San Giuseppe ("St Joseph") is a Baroque-style, Roman Catholic church located in the city of Ragusa, in southern Sicily, Italy.

==History==
A church was erected here in 1756-1796 under the patronage of the Benedictine order. The church and an adjacent convent of nuns occupied a site where prior to the 1693 earthquake, a church dedicated San Tommaso had been located. The architect is unknown, but in the circle of Rosario Gagliardi. Like many local churches, the façade has three highly sculpted orders, decorated with statues of saints of the Benedictine orders, including Saints Benedict and Mauro above and Saints Gertrude and Scholastica below. Flanking the entrance are statues of St Pope Gregory the Great and St Augustine by Giambattista Muccio in 1775. Above the entrance portals were iron grillwork screens (1774) by Filippo Scattarelli; these screens allowed the nuns to view religious processions.

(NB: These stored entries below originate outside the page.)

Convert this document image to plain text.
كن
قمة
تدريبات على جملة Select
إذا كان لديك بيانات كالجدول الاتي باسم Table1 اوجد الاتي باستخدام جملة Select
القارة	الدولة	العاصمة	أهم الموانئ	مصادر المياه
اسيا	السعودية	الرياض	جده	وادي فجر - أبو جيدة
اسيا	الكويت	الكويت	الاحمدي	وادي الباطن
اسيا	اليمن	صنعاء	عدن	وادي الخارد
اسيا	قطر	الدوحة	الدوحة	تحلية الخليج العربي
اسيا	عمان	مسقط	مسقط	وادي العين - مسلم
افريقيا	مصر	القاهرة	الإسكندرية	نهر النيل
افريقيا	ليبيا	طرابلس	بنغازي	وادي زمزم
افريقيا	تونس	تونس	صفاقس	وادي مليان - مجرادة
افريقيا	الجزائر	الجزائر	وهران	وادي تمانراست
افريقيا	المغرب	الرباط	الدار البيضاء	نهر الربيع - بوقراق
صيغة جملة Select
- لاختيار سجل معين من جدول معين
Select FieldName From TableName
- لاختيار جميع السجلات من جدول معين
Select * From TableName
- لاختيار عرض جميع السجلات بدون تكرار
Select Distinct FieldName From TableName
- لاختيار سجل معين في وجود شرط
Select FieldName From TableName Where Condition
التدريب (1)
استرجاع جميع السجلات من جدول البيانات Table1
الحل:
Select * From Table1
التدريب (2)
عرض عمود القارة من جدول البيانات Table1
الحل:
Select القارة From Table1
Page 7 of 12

The interior has an oval layout, but kept a large choir and coretti situated over the entrance and flanking the nave, where the nuns could hear the mass while remaining cloistered from the public. The vault fresco depicts a Glory of St Benedict with St Joseph (1793) by Sebastiano Monaco. The walls are elaborately stuccoed (1793) by Agrippino Maggiore and the Cultrera family from Licodia Eubea. The altars (19th century) have elaborate scagliola, and have altarpieces by Tommaso Pollace and Giuseppe Crestadoro, depicting the Trinity, St Mauro, St Benedict, and Ste Gertrude. The pavement has white stone and maiolica tiles. The vestibule has statues depicting St Benedict (17th century) and a silver-coated St Joseph (1785).